Было что-то в Максиме, что привлекало Григория, или же он хотел только уврачевать заболевающую душу? или направить на путь истинный? или видел в этом шакале что-то, что не видели другие. «Хотя болен я телом,- говорит Григорий, — но буду хвалить философа (ибо и это есть знак любомудрия); и поступлю весьма справедливо. Ибо он философ, а я служитель мудрости; почему мне и прилично хвалить его, чтобы доказать свое любомудрие, если не другим чем, по крайней мере, удивлением философу…» Может борьба Максима с арианами, может уважение среди знаменитых александрийских богословов, может знаменитые труды и переписки, может вся предыдущая жизнь привлекали в нем Григория. Может, что-то еще.

Но, как говорится, Григорий пригрел на груди своей змею, да не простую, а хитрого удава, долго выжидающего и, подобно молнии, сжимающего свою жертву. Как хватило наглости ему искать себе власти – метить на Кафедру – и мило беседовать с Григорием о Троице, о догматах, о жизни… Как он мог сносить взгляд Григория и пялиться своими глазами в глаза Святителя.

Знал циник, что кафолическая паства просила Григория приехать в Константинополь, знал, но все равно готовил интригу.

Григорий разделял с ним трапезу, когда внесли письмо от архиепископа Александрии, Петра II. Как обрадовался Григорий поздравлению с прибытием в Константинополь и началом служения.

И вот, летом 380 года. Под покровом ночи, словно разбойники, или крысы, задумавши украсть где-то еду, шли клирики и монахи из Египта (приехавшие вместе с торговыми кораблями, груженными пшеницей) к Храму Анастасии. Григорий, по промыслу Божьему, лежал дома болеющий. Опять недуг властвовал над его телом, но душа по прежнему была устремлена к Богу. Он телом болел здесь, но духом был на Небе с другом Василием, благодаря Бога за Его Любовь ко грешным…
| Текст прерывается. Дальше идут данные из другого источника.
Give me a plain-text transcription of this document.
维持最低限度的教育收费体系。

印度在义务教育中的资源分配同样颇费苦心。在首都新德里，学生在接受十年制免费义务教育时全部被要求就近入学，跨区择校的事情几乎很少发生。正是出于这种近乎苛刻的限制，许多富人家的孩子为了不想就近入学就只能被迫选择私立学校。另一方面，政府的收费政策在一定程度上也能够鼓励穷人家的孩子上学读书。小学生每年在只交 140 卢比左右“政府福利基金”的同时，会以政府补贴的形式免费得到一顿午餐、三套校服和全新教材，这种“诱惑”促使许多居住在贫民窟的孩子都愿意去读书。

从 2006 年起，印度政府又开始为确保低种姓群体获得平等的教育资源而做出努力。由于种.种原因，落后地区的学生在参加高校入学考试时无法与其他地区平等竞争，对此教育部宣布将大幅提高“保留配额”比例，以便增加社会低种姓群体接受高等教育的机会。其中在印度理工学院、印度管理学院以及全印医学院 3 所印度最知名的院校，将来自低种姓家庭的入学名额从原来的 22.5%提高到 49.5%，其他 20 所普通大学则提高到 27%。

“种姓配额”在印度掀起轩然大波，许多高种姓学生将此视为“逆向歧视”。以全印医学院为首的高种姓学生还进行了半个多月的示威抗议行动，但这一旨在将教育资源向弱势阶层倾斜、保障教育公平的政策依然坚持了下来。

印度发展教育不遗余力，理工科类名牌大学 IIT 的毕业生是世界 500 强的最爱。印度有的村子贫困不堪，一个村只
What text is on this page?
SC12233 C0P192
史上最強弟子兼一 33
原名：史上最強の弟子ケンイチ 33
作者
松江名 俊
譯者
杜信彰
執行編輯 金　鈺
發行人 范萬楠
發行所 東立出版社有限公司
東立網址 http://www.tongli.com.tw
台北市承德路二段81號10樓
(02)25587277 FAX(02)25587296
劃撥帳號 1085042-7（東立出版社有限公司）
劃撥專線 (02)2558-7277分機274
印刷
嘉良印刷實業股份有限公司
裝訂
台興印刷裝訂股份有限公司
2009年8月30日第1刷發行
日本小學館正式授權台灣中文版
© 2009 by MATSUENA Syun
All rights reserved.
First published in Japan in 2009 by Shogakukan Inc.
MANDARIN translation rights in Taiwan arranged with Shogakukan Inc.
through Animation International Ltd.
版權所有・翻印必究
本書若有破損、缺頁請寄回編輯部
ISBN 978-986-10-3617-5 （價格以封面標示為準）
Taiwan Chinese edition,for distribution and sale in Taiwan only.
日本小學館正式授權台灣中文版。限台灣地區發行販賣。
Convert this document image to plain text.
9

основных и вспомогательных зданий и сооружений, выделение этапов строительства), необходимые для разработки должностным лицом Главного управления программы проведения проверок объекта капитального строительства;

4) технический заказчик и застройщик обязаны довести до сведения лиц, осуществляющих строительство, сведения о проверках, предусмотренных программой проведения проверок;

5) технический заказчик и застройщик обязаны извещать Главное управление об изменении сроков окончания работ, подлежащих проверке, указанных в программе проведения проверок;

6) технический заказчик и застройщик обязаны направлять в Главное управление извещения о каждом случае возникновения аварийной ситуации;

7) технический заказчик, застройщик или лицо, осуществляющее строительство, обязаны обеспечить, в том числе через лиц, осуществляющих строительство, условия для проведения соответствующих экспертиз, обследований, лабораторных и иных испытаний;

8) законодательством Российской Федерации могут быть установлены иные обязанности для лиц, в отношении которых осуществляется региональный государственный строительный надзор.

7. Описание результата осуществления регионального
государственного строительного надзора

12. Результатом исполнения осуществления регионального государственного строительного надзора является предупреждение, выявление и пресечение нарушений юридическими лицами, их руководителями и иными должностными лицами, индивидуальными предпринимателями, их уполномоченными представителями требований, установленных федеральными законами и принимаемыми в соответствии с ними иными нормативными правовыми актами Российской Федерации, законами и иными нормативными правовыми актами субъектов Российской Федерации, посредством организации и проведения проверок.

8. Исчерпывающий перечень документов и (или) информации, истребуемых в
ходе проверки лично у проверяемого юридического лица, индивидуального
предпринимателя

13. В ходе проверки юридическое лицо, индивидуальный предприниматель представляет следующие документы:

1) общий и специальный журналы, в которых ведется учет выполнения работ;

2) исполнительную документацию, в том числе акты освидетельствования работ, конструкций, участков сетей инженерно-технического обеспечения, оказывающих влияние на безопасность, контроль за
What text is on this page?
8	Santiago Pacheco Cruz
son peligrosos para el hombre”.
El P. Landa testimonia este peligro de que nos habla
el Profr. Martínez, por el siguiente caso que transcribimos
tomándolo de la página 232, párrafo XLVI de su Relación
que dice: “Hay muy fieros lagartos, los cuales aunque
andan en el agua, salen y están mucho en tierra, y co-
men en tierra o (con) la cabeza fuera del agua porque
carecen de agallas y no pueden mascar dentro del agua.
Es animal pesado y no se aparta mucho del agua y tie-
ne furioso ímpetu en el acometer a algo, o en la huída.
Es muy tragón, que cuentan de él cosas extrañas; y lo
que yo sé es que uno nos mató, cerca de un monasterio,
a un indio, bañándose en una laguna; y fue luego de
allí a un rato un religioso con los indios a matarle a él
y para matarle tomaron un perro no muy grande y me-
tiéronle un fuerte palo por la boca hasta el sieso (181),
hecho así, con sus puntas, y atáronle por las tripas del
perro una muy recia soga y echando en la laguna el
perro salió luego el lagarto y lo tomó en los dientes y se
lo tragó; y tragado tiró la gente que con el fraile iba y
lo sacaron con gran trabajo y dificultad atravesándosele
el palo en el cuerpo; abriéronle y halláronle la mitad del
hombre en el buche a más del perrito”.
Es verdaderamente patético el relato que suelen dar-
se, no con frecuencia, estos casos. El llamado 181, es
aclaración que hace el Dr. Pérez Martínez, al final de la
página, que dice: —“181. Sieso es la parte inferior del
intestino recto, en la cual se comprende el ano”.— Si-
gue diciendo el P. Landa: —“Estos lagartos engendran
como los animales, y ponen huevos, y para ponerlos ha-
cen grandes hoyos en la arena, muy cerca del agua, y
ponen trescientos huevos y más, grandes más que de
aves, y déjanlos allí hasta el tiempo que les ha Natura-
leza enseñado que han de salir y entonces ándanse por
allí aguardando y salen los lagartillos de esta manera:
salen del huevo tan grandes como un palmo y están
В полночь начался постриг. Египетские епископы начали рукополагать Максима. Его уже посадили на архиепископский престол, но Господь не дал случиться беззаконию: болезнь отошла от Григория, почувствовав, что это Божье веление, как только суставы наполнились силой, Григорий пошел в свою Церковь. Паства, не хотевшая тревожить любимого Владыку, негодовала на улице. Уже начало светать, когда епископы начали пилить волосы Максима; Григорий вошел в Храм, за ним толпы народа… Как же он был разочарован, даже догадываясь, он до последнего надеялся, что это другой Максим, но люди сами избирают себе дорогу,  Максим избрал свою.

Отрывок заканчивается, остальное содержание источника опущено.